Career & Craft
Performance Profiling
Measuring where a program actually spends time and memory — with CPU and heap profilers, flame graphs and benchmarks — so you optimise the real bottleneck instead of guessing. The rule is measure first: intuition about hot spots is usually wrong, and premature optimisation wastes effort. Profile, fix the biggest cost, then measure again.
Purpose
Profiling measures where a program actually spends its time and memory — CPU profilers sample the call stack, heap profilers track allocations, flame graphs make the result readable at a glance. It exists because intuition about hot spots is notoriously wrong; the measured bottleneck is rarely the suspected one.
When to Use It
Diagnosing slow endpoints (is it the query, the serialisation, the framework?), memory leaks and GC pressure, startup time, and N+1 database patterns.

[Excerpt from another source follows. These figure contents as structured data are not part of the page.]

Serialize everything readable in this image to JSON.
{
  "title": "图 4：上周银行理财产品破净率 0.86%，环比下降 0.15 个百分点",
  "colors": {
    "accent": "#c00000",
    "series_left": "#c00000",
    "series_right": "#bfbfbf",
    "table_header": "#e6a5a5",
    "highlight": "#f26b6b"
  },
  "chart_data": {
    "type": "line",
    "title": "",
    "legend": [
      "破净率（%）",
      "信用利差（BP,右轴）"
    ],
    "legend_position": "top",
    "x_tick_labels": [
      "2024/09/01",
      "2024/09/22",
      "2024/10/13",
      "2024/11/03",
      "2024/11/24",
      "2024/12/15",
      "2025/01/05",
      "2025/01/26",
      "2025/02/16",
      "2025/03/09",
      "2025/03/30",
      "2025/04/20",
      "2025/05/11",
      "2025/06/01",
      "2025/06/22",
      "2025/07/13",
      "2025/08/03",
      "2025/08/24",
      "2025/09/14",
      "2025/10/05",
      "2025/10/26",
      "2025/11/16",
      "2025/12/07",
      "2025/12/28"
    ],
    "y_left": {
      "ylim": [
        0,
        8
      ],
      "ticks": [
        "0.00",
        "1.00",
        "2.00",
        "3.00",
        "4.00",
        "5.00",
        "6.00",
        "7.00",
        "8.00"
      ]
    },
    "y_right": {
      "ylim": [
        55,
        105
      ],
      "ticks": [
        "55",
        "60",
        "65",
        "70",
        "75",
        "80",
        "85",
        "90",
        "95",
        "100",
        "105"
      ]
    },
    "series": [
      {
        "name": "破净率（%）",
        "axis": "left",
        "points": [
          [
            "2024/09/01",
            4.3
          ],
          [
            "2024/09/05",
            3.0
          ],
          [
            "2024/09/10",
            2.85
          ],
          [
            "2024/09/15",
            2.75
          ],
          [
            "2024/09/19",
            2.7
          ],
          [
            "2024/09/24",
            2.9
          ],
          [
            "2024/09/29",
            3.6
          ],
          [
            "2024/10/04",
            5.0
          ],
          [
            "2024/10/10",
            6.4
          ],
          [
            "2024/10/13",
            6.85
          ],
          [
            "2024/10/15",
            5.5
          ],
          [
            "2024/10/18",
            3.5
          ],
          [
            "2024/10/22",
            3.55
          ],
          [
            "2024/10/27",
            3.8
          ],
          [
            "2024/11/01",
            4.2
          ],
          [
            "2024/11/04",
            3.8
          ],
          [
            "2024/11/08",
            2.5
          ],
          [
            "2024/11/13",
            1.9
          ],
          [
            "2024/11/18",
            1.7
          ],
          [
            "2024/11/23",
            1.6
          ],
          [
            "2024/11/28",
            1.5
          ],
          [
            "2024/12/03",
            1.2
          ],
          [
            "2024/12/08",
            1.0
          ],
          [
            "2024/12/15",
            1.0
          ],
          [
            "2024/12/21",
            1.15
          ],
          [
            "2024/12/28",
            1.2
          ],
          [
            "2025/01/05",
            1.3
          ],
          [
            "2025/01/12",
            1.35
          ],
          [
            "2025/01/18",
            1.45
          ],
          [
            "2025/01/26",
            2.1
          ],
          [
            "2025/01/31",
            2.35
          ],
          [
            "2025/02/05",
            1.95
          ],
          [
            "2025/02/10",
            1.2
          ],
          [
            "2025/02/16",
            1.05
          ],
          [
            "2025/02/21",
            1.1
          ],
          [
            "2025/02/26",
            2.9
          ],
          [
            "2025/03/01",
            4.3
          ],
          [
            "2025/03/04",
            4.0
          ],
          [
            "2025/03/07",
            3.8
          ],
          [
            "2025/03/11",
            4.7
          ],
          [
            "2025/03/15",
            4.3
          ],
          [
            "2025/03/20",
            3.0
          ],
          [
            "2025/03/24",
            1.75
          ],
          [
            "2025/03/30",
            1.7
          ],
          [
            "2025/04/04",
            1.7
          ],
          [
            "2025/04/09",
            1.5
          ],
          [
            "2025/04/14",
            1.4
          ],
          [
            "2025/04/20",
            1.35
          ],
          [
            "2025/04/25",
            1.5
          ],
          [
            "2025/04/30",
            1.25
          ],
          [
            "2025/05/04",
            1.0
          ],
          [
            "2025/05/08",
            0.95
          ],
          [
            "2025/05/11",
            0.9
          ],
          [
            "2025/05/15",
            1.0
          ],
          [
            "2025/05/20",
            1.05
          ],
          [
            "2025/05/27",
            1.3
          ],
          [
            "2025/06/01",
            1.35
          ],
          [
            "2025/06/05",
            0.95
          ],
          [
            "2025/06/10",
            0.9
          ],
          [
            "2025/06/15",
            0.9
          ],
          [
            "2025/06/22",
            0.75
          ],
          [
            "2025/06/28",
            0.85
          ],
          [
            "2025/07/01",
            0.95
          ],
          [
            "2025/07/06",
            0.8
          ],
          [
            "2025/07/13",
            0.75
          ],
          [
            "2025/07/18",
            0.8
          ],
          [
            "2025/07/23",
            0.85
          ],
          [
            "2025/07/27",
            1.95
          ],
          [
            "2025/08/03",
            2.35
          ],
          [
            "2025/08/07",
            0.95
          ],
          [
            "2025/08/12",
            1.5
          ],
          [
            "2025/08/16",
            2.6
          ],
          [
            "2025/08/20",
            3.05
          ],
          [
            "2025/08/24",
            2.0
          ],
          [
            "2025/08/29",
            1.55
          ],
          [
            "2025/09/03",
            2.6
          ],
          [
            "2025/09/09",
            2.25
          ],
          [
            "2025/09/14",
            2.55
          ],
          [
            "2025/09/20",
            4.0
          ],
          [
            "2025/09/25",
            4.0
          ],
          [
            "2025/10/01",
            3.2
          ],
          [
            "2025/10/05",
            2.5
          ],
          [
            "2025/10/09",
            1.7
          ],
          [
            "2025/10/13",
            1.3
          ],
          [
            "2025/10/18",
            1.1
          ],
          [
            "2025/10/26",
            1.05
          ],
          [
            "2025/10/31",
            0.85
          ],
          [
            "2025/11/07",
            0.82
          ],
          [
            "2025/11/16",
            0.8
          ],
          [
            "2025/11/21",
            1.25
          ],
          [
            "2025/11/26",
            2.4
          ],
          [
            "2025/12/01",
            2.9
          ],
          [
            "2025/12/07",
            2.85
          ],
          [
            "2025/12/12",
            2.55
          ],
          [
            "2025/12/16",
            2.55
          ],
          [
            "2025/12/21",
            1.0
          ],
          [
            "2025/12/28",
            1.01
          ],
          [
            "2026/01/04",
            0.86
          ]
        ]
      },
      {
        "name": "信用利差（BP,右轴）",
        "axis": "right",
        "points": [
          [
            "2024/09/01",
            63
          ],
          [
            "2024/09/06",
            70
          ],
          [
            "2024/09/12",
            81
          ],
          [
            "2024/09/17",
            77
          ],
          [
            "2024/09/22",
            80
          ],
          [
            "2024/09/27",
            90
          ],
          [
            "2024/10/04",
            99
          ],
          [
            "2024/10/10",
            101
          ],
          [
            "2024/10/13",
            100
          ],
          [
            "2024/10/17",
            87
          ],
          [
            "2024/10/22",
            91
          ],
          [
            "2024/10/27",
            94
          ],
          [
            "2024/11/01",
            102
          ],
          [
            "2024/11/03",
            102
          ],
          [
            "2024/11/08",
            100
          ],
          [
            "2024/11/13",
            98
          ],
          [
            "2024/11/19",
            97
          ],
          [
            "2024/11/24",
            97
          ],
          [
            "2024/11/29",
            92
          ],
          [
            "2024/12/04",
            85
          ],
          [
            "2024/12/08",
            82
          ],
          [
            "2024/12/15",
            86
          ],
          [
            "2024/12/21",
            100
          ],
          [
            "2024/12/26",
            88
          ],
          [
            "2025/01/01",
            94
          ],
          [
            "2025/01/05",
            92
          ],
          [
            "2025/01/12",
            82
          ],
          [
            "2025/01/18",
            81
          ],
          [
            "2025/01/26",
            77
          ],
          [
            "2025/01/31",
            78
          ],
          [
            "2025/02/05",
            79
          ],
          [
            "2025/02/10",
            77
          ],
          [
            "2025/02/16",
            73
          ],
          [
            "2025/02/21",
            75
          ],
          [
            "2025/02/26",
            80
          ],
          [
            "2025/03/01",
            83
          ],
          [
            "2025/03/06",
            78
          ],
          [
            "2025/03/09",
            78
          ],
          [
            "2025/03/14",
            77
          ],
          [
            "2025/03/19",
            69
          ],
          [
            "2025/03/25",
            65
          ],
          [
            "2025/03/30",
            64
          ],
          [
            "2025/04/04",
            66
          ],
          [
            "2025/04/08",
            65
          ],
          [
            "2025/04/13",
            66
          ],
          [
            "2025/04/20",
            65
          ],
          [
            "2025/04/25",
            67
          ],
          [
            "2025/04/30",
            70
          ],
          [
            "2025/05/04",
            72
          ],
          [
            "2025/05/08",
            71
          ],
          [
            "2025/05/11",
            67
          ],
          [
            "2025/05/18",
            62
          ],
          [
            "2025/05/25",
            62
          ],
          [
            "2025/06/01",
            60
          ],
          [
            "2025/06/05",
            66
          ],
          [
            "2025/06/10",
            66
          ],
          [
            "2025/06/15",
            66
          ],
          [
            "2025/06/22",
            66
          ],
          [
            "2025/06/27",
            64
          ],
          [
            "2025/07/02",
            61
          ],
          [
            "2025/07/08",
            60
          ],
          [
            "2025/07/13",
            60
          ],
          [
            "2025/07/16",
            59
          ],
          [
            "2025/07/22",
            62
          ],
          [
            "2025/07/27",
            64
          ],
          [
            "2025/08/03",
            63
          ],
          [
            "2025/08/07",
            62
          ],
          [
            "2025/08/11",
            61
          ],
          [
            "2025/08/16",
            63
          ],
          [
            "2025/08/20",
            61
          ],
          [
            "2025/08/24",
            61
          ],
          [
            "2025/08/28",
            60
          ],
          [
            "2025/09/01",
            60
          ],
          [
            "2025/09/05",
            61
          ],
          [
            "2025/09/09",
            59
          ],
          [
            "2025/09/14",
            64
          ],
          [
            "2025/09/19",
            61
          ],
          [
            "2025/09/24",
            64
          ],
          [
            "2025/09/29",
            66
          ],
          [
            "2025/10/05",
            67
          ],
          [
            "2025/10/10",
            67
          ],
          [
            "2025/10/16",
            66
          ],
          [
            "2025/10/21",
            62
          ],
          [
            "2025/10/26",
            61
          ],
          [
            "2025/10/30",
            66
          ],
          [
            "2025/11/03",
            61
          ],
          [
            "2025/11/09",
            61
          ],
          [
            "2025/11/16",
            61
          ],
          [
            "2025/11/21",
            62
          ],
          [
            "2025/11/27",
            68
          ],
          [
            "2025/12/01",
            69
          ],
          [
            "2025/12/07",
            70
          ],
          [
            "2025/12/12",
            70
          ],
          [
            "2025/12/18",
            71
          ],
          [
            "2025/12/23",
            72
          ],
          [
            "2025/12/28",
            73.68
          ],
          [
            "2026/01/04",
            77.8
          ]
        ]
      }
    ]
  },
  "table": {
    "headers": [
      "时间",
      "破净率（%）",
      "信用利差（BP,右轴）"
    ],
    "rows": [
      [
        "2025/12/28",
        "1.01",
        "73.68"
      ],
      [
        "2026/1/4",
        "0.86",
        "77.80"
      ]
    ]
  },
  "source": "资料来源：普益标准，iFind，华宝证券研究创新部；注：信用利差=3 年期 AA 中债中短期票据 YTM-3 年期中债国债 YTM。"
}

In the browser, the DevTools profiler plays the same role for render and script cost. Continuous profiling in production catches regressions no benchmark predicted.
Trade-offs
Profilers add overhead and can distort what they measure — sampling profilers keep this small; instrumenting ones trade accuracy of counts for it. Micro-benchmarks mislead without realistic data and warm-up. And the eternal rule stands: optimising before measuring wastes effort on the wrong three percent.
Implementation
Reproduce the slow case under realistic load; profile (language-native tools — Node's --prof/clinic, py-spy, pprof, EXPLAIN ANALYZE for SQL); read the flame graph for the widest frames; fix the single biggest cost; measure again. Repeat until the target is met, and lock the win in with a benchmark or budget in CI.